Fig. 1: BFO/LSMO heterostructures and spin-wave transport.

a A schematic diagram of the interface of the BiFeO₃(BFO)/La_0.7Sr_0.3MnO₃(LSMO) heterostructure. The inset shows the atomically resolved interface of BFO/LSMO by annular dark field image. The yellow arrow indicates the pseudo-cubic [110] crystalline orientation of LSMO and BFO. b A schematic illustration of magnon–phonon coupling in the BFO/LSMO heterostructure. The system consists of two layers: The top layer BFO is multiferroic being both antiferromagnetic (AFM) and ferroelectric (FE) and hosts a longitudinal acoustic (LA) wave mode. The bottom layer consists of the ferromagnetic (FM) LSMO layer with an in-plane uniaxial anisotropy.

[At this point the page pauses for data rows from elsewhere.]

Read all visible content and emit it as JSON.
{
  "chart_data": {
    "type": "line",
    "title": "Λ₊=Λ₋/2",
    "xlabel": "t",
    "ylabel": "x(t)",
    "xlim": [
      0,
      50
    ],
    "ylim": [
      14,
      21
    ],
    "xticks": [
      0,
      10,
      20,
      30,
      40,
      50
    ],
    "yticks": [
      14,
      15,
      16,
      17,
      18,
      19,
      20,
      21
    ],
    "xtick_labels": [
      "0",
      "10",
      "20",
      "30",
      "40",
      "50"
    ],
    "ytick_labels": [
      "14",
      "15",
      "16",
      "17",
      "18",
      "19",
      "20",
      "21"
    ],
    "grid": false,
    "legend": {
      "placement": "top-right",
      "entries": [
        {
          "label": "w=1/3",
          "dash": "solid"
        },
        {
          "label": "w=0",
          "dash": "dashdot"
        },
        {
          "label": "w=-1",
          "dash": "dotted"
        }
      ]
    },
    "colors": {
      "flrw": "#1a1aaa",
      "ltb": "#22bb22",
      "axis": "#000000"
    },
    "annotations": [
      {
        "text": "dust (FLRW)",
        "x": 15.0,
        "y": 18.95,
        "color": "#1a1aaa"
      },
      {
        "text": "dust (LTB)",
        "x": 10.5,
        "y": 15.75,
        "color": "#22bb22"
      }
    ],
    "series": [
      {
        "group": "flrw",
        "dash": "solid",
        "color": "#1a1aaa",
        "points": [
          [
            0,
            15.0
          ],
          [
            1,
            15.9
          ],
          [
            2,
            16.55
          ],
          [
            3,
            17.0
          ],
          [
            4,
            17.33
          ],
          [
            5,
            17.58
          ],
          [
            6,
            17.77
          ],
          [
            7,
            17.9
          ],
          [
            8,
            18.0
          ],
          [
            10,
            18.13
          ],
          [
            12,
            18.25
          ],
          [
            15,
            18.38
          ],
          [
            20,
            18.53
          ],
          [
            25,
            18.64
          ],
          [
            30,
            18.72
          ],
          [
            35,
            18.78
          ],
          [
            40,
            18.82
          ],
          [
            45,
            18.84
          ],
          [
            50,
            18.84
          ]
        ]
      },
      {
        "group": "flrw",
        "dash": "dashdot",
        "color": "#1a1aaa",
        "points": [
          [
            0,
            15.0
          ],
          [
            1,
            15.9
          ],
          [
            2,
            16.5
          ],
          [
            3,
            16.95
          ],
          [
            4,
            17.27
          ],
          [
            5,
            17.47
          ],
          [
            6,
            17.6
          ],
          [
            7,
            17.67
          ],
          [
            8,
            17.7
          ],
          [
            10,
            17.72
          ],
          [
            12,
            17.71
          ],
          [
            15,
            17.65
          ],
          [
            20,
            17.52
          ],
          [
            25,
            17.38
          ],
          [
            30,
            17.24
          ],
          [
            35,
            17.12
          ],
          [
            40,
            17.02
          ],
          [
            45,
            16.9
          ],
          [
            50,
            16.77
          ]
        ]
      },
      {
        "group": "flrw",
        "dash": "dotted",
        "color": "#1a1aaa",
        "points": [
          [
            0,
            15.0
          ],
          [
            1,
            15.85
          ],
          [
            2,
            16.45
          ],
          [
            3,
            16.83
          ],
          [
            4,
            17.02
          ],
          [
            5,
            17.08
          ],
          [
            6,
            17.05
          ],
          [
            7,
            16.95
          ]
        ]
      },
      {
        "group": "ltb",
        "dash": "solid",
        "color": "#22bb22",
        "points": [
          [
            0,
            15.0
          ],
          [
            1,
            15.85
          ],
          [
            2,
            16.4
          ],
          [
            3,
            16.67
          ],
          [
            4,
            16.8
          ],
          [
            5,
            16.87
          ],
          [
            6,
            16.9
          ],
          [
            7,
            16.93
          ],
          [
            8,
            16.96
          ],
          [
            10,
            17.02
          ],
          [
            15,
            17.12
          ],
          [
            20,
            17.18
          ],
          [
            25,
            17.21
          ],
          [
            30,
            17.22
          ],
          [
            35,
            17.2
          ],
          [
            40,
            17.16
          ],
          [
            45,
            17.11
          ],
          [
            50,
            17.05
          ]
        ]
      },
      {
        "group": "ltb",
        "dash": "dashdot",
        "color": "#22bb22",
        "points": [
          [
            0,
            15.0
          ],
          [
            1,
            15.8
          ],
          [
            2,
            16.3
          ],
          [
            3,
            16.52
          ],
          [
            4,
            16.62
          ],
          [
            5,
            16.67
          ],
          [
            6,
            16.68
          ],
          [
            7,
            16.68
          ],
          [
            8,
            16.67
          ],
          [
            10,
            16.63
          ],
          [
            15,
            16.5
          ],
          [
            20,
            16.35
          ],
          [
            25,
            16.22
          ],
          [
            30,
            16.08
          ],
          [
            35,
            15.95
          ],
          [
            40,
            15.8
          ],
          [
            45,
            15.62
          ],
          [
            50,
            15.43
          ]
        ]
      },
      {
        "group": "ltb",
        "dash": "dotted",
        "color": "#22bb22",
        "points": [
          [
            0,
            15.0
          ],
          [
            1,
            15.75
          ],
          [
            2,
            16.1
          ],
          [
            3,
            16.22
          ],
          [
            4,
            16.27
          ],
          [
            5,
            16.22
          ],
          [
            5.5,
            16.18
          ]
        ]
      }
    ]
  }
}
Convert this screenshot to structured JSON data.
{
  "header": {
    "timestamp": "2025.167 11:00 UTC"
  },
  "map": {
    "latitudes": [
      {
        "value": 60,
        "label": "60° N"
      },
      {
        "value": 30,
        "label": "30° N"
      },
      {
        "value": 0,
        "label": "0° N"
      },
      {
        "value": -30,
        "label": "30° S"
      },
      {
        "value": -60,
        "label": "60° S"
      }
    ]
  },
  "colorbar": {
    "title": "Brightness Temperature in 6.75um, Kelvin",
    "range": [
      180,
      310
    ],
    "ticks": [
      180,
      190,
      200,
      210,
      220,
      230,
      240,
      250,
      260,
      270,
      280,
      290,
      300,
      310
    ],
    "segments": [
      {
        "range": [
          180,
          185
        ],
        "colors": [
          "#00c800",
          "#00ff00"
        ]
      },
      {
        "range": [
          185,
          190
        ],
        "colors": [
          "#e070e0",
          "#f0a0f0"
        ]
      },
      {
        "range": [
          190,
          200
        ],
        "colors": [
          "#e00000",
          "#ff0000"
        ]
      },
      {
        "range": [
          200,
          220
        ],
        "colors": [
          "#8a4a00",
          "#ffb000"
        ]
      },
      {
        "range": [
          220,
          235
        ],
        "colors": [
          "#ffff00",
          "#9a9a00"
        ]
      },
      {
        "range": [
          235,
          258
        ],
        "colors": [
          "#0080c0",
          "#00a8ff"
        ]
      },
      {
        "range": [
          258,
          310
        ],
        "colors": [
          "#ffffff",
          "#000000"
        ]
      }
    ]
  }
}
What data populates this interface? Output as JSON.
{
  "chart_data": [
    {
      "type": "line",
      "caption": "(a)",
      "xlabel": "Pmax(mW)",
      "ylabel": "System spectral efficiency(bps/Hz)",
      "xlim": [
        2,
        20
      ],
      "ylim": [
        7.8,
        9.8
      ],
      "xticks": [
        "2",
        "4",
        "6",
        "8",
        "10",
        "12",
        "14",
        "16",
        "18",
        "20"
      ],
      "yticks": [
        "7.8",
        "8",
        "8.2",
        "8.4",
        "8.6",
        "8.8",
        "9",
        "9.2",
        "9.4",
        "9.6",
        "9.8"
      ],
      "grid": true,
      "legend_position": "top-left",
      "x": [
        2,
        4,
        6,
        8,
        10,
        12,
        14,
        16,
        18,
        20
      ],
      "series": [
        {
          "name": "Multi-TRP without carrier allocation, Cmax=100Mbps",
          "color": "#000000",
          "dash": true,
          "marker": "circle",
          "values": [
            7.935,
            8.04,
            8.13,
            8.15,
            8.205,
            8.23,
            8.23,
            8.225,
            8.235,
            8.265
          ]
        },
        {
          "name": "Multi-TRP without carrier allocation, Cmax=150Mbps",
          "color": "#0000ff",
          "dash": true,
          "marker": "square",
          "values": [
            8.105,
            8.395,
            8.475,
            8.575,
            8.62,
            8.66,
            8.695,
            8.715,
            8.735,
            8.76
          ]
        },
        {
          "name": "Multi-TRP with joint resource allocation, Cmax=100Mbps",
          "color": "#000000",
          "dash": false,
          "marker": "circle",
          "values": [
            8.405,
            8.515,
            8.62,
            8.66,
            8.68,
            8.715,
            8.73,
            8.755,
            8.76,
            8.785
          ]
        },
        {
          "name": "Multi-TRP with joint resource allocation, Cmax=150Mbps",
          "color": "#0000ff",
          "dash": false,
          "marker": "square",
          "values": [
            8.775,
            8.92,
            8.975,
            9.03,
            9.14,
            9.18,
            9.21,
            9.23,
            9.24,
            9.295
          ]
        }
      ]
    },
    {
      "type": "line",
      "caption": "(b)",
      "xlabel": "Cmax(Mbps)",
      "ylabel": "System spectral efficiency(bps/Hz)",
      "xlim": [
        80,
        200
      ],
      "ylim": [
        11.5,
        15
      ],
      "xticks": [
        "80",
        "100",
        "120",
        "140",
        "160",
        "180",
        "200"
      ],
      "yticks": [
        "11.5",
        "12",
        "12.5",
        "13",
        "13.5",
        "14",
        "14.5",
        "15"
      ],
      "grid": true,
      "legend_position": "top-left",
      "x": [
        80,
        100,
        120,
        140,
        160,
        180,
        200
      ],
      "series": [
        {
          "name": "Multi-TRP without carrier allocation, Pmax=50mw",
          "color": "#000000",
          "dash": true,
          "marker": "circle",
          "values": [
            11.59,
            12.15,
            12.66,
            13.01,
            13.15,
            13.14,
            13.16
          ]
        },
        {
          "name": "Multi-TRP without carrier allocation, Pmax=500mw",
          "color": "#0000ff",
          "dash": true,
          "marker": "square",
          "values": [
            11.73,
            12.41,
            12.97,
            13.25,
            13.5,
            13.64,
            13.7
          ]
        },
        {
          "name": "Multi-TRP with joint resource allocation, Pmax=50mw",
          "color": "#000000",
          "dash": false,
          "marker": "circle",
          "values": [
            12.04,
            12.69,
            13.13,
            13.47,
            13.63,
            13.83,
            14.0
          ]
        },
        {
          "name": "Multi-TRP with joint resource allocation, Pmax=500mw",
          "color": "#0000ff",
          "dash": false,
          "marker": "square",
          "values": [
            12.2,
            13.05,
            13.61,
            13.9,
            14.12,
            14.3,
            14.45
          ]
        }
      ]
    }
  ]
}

The phonons in BFO and magnons in LSMO are hybridized via magnetoelastic coupling at the interfacial layer owing to the interfacial exchange coupling between LSMO and BFO and magnetoelastic interaction within the BFO. c A scanning electron microscope (SEM) image of a magnonic device for measuring spin-wave transmission. The field is applied in the plane and rotated with respect to the [110] crystalline orientation of BFO (LSMO). The inset is a zoom-in image showing two integrated gold antennas NSL1 and NSL2 with a center-to-center distance \(d=6\,{{\upmu }}{{{{{\rm{m}}}}}}\). d Spin-wave transmission spectra \({S}_{21}\) (spin waves excited at NSL1 and detected at NSL2), where mode X and Y are marked. A single spectrum is extracted at \({{{{{\rm{\theta }}}}}}=90^\circ\), from which a frequency span \(\triangle f\) is extracted for the derivation of the spin-wave group velocity used in Eq. (1). The data displayed in the map is the imaginary part of the transmission spectra, and the color bar denotes the amplitude of the imaginary part, which is in arbitrary units.